12 octobre 2008

« Septembre, un mois de lutte et souvenir »

Le mois de septembre nous a amené beaucoup de souvenirs d’une époque noire de l’Argentine. De l’époque dont les disparitions étaient monnaie courant et personne ne pouvait ni demander, ni questionner pour les « disparus » car comme disait Jorge Rafael Videla, chef du gouvernement militaire argentin entre 1976-1980

« Face au disparu, en tant que tel, le disparu est une inconnu. Si l’homme apparaissait, il aurait un traitement X, et si la disparition se muait en certitude de décès, il aurait un traitement Z. Mais le disparu ne peut avoir aucun traitement spécifique : c’est un inconnu, un disparu, il n’a pas d’identité, il n’est ni mort ni vivant, il est disparu ».

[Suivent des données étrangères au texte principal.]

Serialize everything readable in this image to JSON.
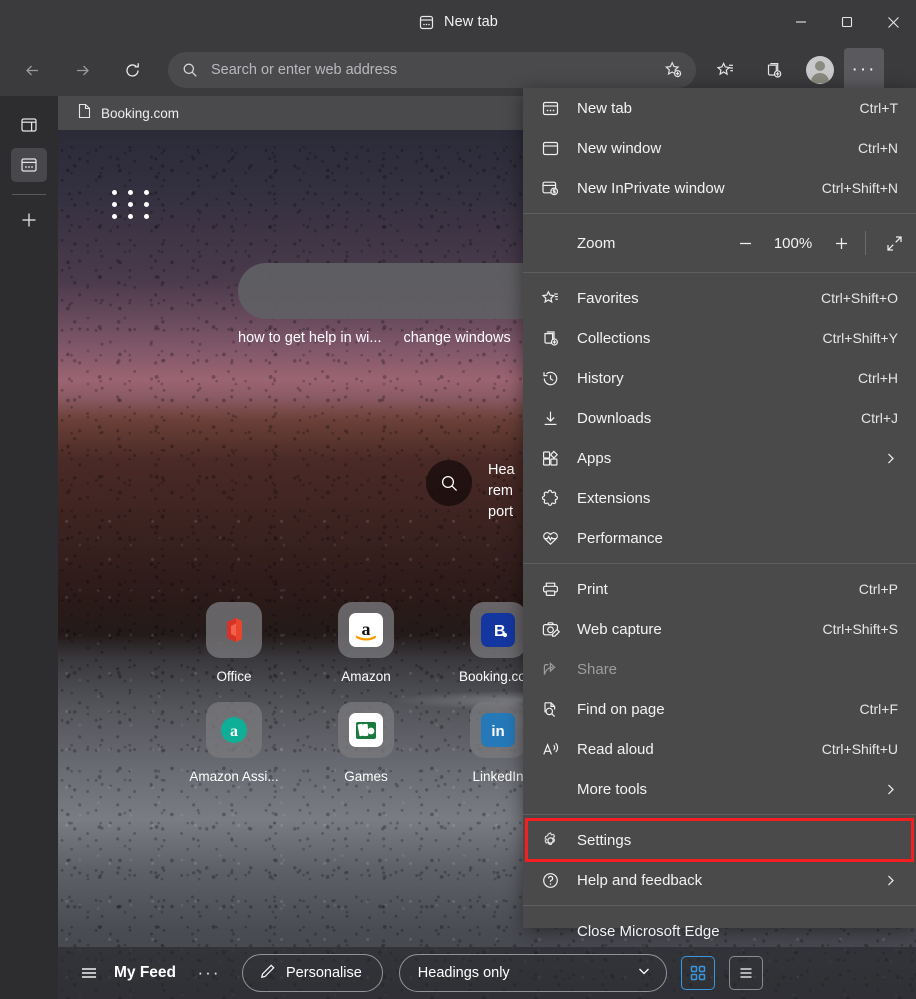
{
  "window": {
    "tab_title": "New tab",
    "tab_favicon": "newtab-icon",
    "minimize_label": "Minimize",
    "maximize_label": "Maximize",
    "close_label": "Close"
  },
  "toolbar": {
    "back_label": "Back",
    "forward_label": "Forward",
    "refresh_label": "Refresh",
    "address_placeholder": "Search or enter web address",
    "address_value": "",
    "add_favorite_label": "Add this page to favorites",
    "favorites_label": "Favorites",
    "collections_label": "Collections",
    "profile_label": "Profile",
    "settings_more_label": "Settings and more",
    "settings_more_glyph": "···"
  },
  "rail": {
    "items": [
      {
        "name": "browser-essentials",
        "label": "Browser essentials",
        "selected": false
      },
      {
        "name": "tab-actions",
        "label": "Tab actions",
        "selected": true
      },
      {
        "name": "add-tool",
        "label": "Add",
        "selected": false
      }
    ]
  },
  "bookmarks": {
    "items": [
      {
        "label": "Booking.com",
        "icon": "page-icon"
      }
    ]
  },
  "newtab": {
    "apps_grid_label": "App launcher",
    "search_placeholder": "",
    "trending": [
      "how to get help in wi...",
      "change windows"
    ],
    "promo": {
      "icon": "search-icon",
      "lines": [
        "Hea",
        "rem",
        "port"
      ]
    },
    "shortcuts": [
      {
        "label": "Office",
        "icon": "office-icon"
      },
      {
        "label": "Amazon",
        "icon": "amazon-icon"
      },
      {
        "label": "Booking.com",
        "icon": "booking-icon"
      },
      {
        "label": "Amazon Assi...",
        "icon": "amazon-assistant-icon"
      },
      {
        "label": "Games",
        "icon": "games-icon"
      },
      {
        "label": "LinkedIn",
        "icon": "linkedin-icon"
      }
    ]
  },
  "feedbar": {
    "menu_icon": "hamburger-icon",
    "title": "My Feed",
    "more_glyph": "···",
    "personalise_label": "Personalise",
    "personalise_icon": "pencil-icon",
    "layout_value": "Headings only",
    "grid_view_label": "Grid view",
    "list_view_label": "List view"
  },
  "menu": {
    "groups": [
      {
        "items": [
          {
            "label": "New tab",
            "accel": "Ctrl+T",
            "icon": "new-tab-icon",
            "chevron": false,
            "disabled": false
          },
          {
            "label": "New window",
            "accel": "Ctrl+N",
            "icon": "new-window-icon",
            "chevron": false,
            "disabled": false
          },
          {
            "label": "New InPrivate window",
            "accel": "Ctrl+Shift+N",
            "icon": "inprivate-icon",
            "chevron": false,
            "disabled": false
          }
        ]
      },
      {
        "zoom": {
          "label": "Zoom",
          "value": "100%",
          "minus_label": "Zoom out",
          "plus_label": "Zoom in",
          "fullscreen_label": "Full screen"
        }
      },
      {
        "items": [
          {
            "label": "Favorites",
            "accel": "Ctrl+Shift+O",
            "icon": "favorites-icon",
            "chevron": false,
            "disabled": false
          },
          {
            "label": "Collections",
            "accel": "Ctrl+Shift+Y",
            "icon": "collections-icon",
            "chevron": false,
            "disabled": false
          },
          {
            "label": "History",
            "accel": "Ctrl+H",
            "icon": "history-icon",
            "chevron": false,
            "disabled": false
          },
          {
            "label": "Downloads",
            "accel": "Ctrl+J",
            "icon": "downloads-icon",
            "chevron": false,
            "disabled": false
          },
          {
            "label": "Apps",
            "accel": "",
            "icon": "apps-icon",
            "chevron": true,
            "disabled": false
          },
          {
            "label": "Extensions",
            "accel": "",
            "icon": "extensions-icon",
            "chevron": false,
            "disabled": false
          },
          {
            "label": "Performance",
            "accel": "",
            "icon": "performance-icon",
            "chevron": false,
            "disabled": false
          }
        ]
      },
      {
        "items": [
          {
            "label": "Print",
            "accel": "Ctrl+P",
            "icon": "print-icon",
            "chevron": false,
            "disabled": false
          },
          {
            "label": "Web capture",
            "accel": "Ctrl+Shift+S",
            "icon": "web-capture-icon",
            "chevron": false,
            "disabled": false
          },
          {
            "label": "Share",
            "accel": "",
            "icon": "share-icon",
            "chevron": false,
            "disabled": true
          },
          {
            "label": "Find on page",
            "accel": "Ctrl+F",
            "icon": "find-icon",
            "chevron": false,
            "disabled": false
          },
          {
            "label": "Read aloud",
            "accel": "Ctrl+Shift+U",
            "icon": "read-aloud-icon",
            "chevron": false,
            "disabled": false
          },
          {
            "label": "More tools",
            "accel": "",
            "icon": "",
            "chevron": true,
            "disabled": false
          }
        ]
      },
      {
        "items": [
          {
            "label": "Settings",
            "accel": "",
            "icon": "gear-icon",
            "chevron": false,
            "disabled": false,
            "highlighted": true
          },
          {
            "label": "Help and feedback",
            "accel": "",
            "icon": "help-icon",
            "chevron": true,
            "disabled": false
          }
        ]
      },
      {
        "items": [
          {
            "label": "Close Microsoft Edge",
            "accel": "",
            "icon": "",
            "chevron": false,
            "disabled": false
          }
        ]
      }
    ],
    "highlight_color": "#f51f22"
  }
}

Dès cette époque jusqu’à aujourd’hui il y a des questions à résoudre.

AUSENC`AS

Le premier souvenir nous a été apporté par l’Argentin Gustavo Germano, qui s’est présenté à Paris avec son exposition photographique AUSENCIAS.
Dans le cadre de la 61e Conférence des Droits de l’Homme qui a eu lieu au siège de l’UNESCO à PARIS, la Fondation Culture de Paix et la Délégation du gouvernement de la Catalogne en France ont rendu possible pendant une semaine la présence d’« Absences ».
Gustavo Germano habite à Barcelone et c’est de là qu’il a commencé a travailler dans ce projet qu’aujourd’hui partage avec nous.
Cette exposition montre l’avant et l’après de la dictature argentine entre les années 1976 et 1983, mais ce qui manque, ce que le photographe n’arrive pas à montrer avec son appareil photo, c’est « ce qui touche », qui fait penser qu’il y a un vide évident entre ces deux photos de l’avant et l’après.
AUSENCIAS cherche et trouve dans la complicité des familles sa raison d’être. Dans son attitude militante, les familles des victimes revendiquent, en posant devant l’appareil photo, la place qu’il aurait dû occuper. Et dans ce vide, on voit ceux qui ne sont pas là.
"Absences" réveille une prise de conscience de cette brutalité en la rapprochant ou en la faisant « visible » dans le cadre le plus estimé : le quotidien, le cher, l´intime. Ce n´est pas nécessaire d´en montrer plus pour exposer la violence militaire qui a déterminé ce présent quotidien et perpétuel marqué par l´absence de l´être cher. Un présent aussi violent que 30 000 absences qui se multiplient exponentiellement et qui se révèlent dans tous ceux qui sont aujourd’hui présents.
AUSENCIAS est surtout une exposition citoyenne ou de citoyens qui s´exposent. Épouses, frères, belles-sœurs, filles, mères, amis, citoyens et citoyennes qui, un jour, ont vécu l´enfer de la violence exercée, contre eux, par le gouvernement de leur pays. Citoyens et citoyennes qui par leur attitude complice et militante disent : je suis ici pour que tu voies qui n´est plus là, j´exerce la pratique du souvenir pour que le silence ne gagne pas la partie, c´est pour cela que je m´expose et me laisse photographier.

«Jorge Julio Lopéz, deux ans sans nouvelles»

Le deuxième souvenir, c’est plutôt une lutte. Ça fait deux ans qu’a disparu Jorge Julio Lopez et aucune autorité gouvernementale ne répond à cet écho.

Le 18 septembre 2006 Lopez participait en qualité de victime, de témoin et de plaignant au procès pour l’emprisonnement du tortionnaire Miguel Etchecolatz auquel il devait assister. Le problème c’est que jamais Lopez n’est arrivé a témoigner et personne ne l’a vu non plus.
À Paris, à l’occasion de sa deuxième année de disparition, l’association HIJOS Paris, s’est réuni, le 18 septembre 2008 pour réclamer, pour demander que la justice fasse son travail, puisqu’elle n’a pas cherché à résoudre la disparition de Lopez.

Jorge Julio Lopez a disparu comme les 30000 personnes qui ont disparu pendant le gouvernement militaire. La différence c’est qu’après 28 ans, les militaires ne sont plus au pouvoir et qu’aujourd’hui l’Argentine est une démocratie avec un gouvernement qui dit veiller sur les droits humains.

La lutte donc continue, l’exposition AUSENCIAS reflète une réalité qui existe encore quelque part en Argentine. Cependant, aujourd’hui il y a des gens qui peuvent s’exprimer pour ces impunités et qui les condamnent même si les autorités ne le font pas.

On demande pour l'apparition en vie de Jorge Julio Lopez.